Además, cineastas como Paolo Sorrentino, Jacques Audiard o László Nemes han firmado una carta en la que expresan su apoyo a la reforma. Y el ministro de Cultura y Deporte, José Guirao, se ha reunido en Bruselas con los eurodiputados españoles para pedirles que compartan el apoyo del Gobierno a la directiva.

Ante ello, el frente contrario aplica la misma receta que ya le sirvió en julio: movilización masiva. Julia Reda, eurodiputada del Partido Pirata, Wikimedia (la fundación detrás de la Wikipedia) o David Kaye, relator especial de la ONU sobre libertad de expresión y opinión, ya han dejado clara su oposición. Mientras, la campaña online Save your Internet invita a bombardear de mails y telefonazos a los eurodiputados, como ya ocurrió en julio, para que rechacen al artículo 13. Divide, país por país, a los parlamentarios en dos equipos: de “la libertad” y de “la censura”. En el segundo, coloca todos los que votaron a favor y han de ser convencidos, como los socialistas y populares españoles. Podemos, IU, Esquerra y Ciudadanos aparecen en verde, porque estuvieron entre los noes. La postura se resume en un lema: “El artículo 13 amenaza todo lo que haces en Internet”.

El martes, la Eurocámara debatirá estas posturas. Y al día siguiente, votará: primero las enmiendas y, finalmente, el texto. Un sí lleva al paso siguiente: negociación a tres bandas, entre Europarlamente, Consejo Europeo y Comisión, para consensuar en pocos meses el texto definitivo. El no hiere de nuevo la directiva. Esta vez, quizás, de muerte.

Un diálogo necesario

Uno de los caballos de batalla de la reforma europea de los derechos de autor afecta directamente a los medios de comunicación. En concreto, el artículo contempla la creación de un derecho conexo para los editores de prensa, para que puedan autorizar o prohibir a los agregadores de noticias online (como Google News) que reproduzcan las publicaciones de sus medios, y decidir si quieren exigir un cobro por ello.

Manuel Mirat, consejero delegado de PRISA (editor de este periódico), considera que “la propuesta de directiva sobre los Derechos de Autor en el Mercado Único Digital es relevante por el peso que concede a los derechos de autor en nuestra industria así como por el interés que muestra en ayudar a los medios de comunicación en su proceso de transformación digital.
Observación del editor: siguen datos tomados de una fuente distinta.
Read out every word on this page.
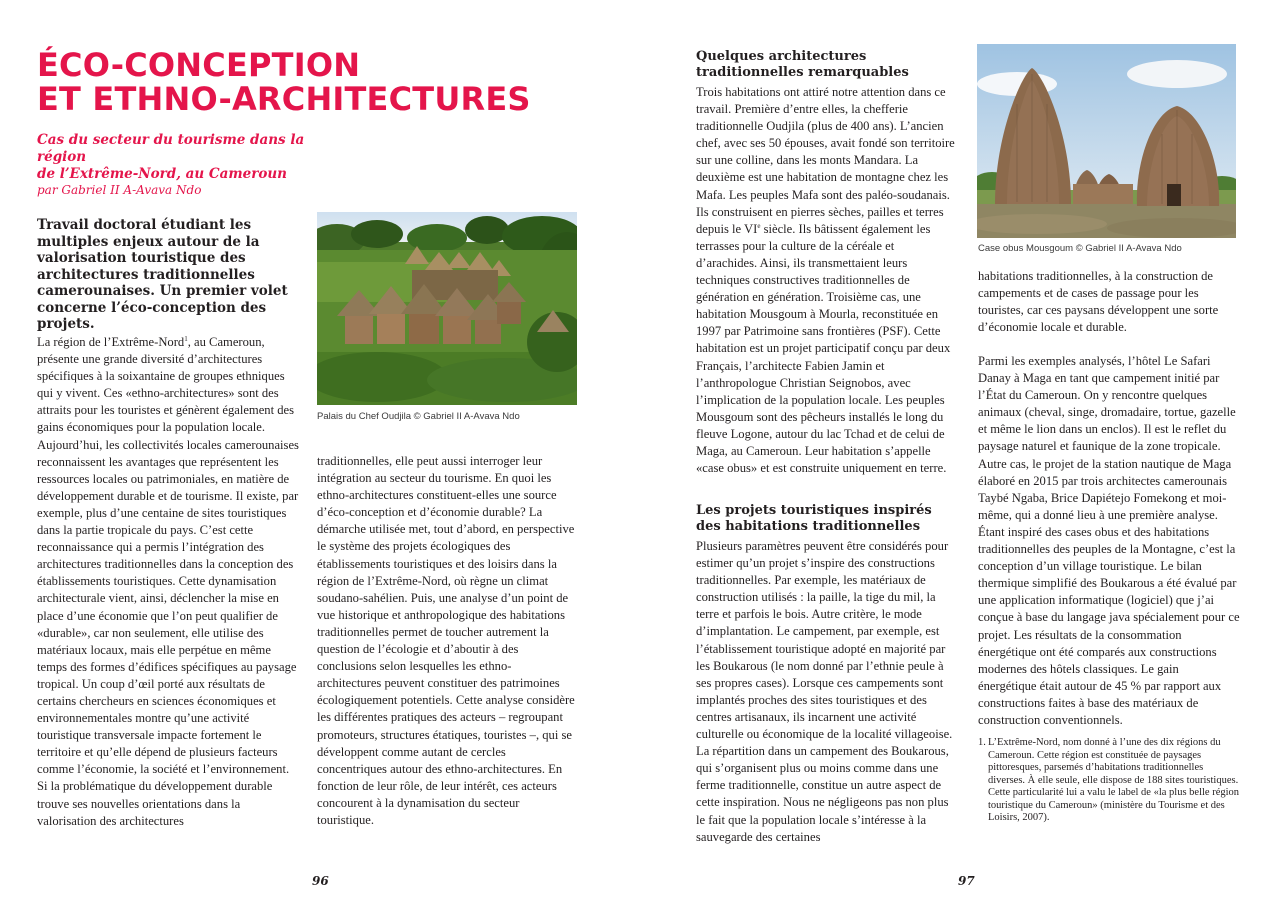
ÉCO-CONCEPTION
ET ETHNO-ARCHITECTURES

Cas du secteur du tourisme dans la région
de l’Extrême-Nord, au Cameroun

par Gabriel II A-Avava Ndo

Travail doctoral étudiant les multiples enjeux autour de la valorisation touristique des architectures traditionnelles camerounaises. Un premier volet concerne l’éco-conception des projets.

Palais du Chef Oudjila © Gabriel II A-Avava Ndo

La région de l’Extrême-Nord$^1$, au Cameroun, présente une grande diversité d’architectures spécifiques à la soixantaine de groupes ethniques qui y vivent. Ces «ethno-architectures» sont des attraits pour les touristes et génèrent également des gains économiques pour la population locale. Aujourd’hui, les collectivités locales camerounaises reconnaissent les avantages que représentent les ressources locales ou patrimoniales, en matière de développement durable et de tourisme. Il existe, par exemple, plus d’une centaine de sites touristiques dans la partie tropicale du pays. C’est cette reconnaissance qui a permis l’intégration des architectures traditionnelles dans la conception des établissements touristiques. Cette dynamisation architecturale vient, ainsi, déclencher la mise en place d’une économie que l’on peut qualifier de «durable», car non seulement, elle utilise des matériaux locaux, mais elle perpétue en même temps des formes d’édifices spécifiques au paysage tropical. Un coup d’œil porté aux résultats de certains chercheurs en sciences économiques et environnementales montre qu’une activité touristique transversale impacte fortement le territoire et qu’elle dépend de plusieurs facteurs comme l’économie, la société et l’environnement. Si la problématique du développement durable trouve ses nouvelles orientations dans la valorisation des architectures

traditionnelles, elle peut aussi interroger leur intégration au secteur du tourisme. En quoi les ethno-architectures constituent-elles une source d’éco-conception et d’économie durable? La démarche utilisée met, tout d’abord, en perspective le système des projets écologiques des établissements touristiques et des loisirs dans la région de l’Extrême-Nord, où règne un climat soudano-sahélien. Puis, une analyse d’un point de vue historique et anthropologique des habitations traditionnelles permet de toucher autrement la question de l’écologie et d’aboutir à des conclusions selon lesquelles les ethno-architectures peuvent constituer des patrimoines écologiquement potentiels. Cette analyse considère les différentes pratiques des acteurs – regroupant promoteurs, structures étatiques, touristes –, qui se développent comme autant de cercles concentriques autour des ethno-architectures. En fonction de leur rôle, de leur intérêt, ces acteurs concourent à la dynamisation du secteur touristique.

96

Quelques architectures traditionnelles remarquables

Trois habitations ont attiré notre attention dans ce travail. Première d’entre elles, la chefferie traditionnelle Oudjila (plus de 400 ans). L’ancien chef, avec ses 50 épouses, avait fondé son territoire sur une colline, dans les monts Mandara. La deuxième est une habitation de montagne chez les Mafa. Les peuples Mafa sont des paléo-soudanais. Ils construisent en pierres sèches, pailles et terres depuis le VIe siècle. Ils bâtissent également les terrasses pour la culture de la céréale et d’arachides. Ainsi, ils transmettaient leurs techniques constructives traditionnelles de génération en génération. Troisième cas, une habitation Mousgoum à Mourla, reconstituée en 1997 par Patrimoine sans frontières (PSF). Cette habitation est un projet participatif conçu par deux Français, l’architecte Fabien Jamin et l’anthropologue Christian Seignobos, avec l’implication de la population locale. Les peuples Mousgoum sont des pêcheurs installés le long du fleuve Logone, autour du lac Tchad et de celui de Maga, au Cameroun. Leur habitation s’appelle «case obus» et est construite uniquement en terre.

Les projets touristiques inspirés des habitations traditionnelles

Plusieurs paramètres peuvent être considérés pour estimer qu’un projet s’inspire des constructions traditionnelles. Par exemple, les matériaux de construction utilisés : la paille, la tige du mil, la terre et parfois le bois. Autre critère, le mode d’implantation. Le campement, par exemple, est l’établissement touristique adopté en majorité par les Boukarous (le nom donné par l’ethnie peule à ses propres cases). Lorsque ces campements sont implantés proches des sites touristiques et des centres artisanaux, ils incarnent une activité culturelle ou économique de la localité villageoise. La répartition dans un campement des Boukarous, qui s’organisent plus ou moins comme dans une ferme traditionnelle, constitue un autre aspect de cette inspiration. Nous ne négligeons pas non plus le fait que la population locale s’intéresse à la sauvegarde des certaines

Case obus Mousgoum © Gabriel II A-Avava Ndo

habitations traditionnelles, à la construction de campements et de cases de passage pour les touristes, car ces paysans développent une sorte d’économie locale et durable.

Parmi les exemples analysés, l’hôtel Le Safari Danay à Maga en tant que campement initié par l’État du Cameroun. On y rencontre quelques animaux (cheval, singe, dromadaire, tortue, gazelle et même le lion dans un enclos). Il est le reflet du paysage naturel et faunique de la zone tropicale. Autre cas, le projet de la station nautique de Maga élaboré en 2015 par trois architectes camerounais Taybé Ngaba, Brice Dapiétejo Fomekong et moi-même, qui a donné lieu à une première analyse. Étant inspiré des cases obus et des habitations traditionnelles des peuples de la Montagne, c’est la conception d’un village touristique. Le bilan thermique simplifié des Boukarous a été évalué par une application informatique (logiciel) que j’ai conçue à base du langage java spécialement pour ce projet. Les résultats de la consommation énergétique ont été comparés aux constructions modernes des hôtels classiques. Le gain énergétique était autour de 45 % par rapport aux constructions faites à base des matériaux de construction conventionnels.

1. L’Extrême-Nord, nom donné à l’une des dix régions du Cameroun. Cette région est constituée de paysages pittoresques, parsemés d’habitations traditionnelles diverses. À elle seule, elle dispose de 188 sites touristiques. Cette particularité lui a valu le label de «la plus belle région touristique du Cameroun» (ministère du Tourisme et des Loisirs, 2007).

97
Contiene también otros elementos, como las medidas orientadas a equilibrar las relaciones entre los autores y las personas o entidades a quienes ceden sus derechos, que merecen ser igualmente valoradas en clave positiva”. “Sin embargo”, prosigue Mirat, “el exceso de regulación y la complejidad operativa derivada de la misma puede resultar contraproducente en la consecución de los objetivos perseguidos. Actualmente los medios nos enfrentamos al desafío de desarrollar un modelo de negocio sostenible en un entorno digital en el que diferentes actores —entre ellos, de manera muy especial las grandes plataformas tecnológicas— juegan un papel crítico en la distribución de noticias y en garantizar el acceso a las mismas. Hacer frente a dicho desafío no requiere de un marco legal que empuje a la confrontación entre los participantes del ecosistema digital. Lo deseable es la búsqueda de soluciones más colaborativas que normativas, con el objetivo de contribuir a que el sector informativo europeo crezca en lectores e ingresos y resulte competitivo y sostenible a escala global”.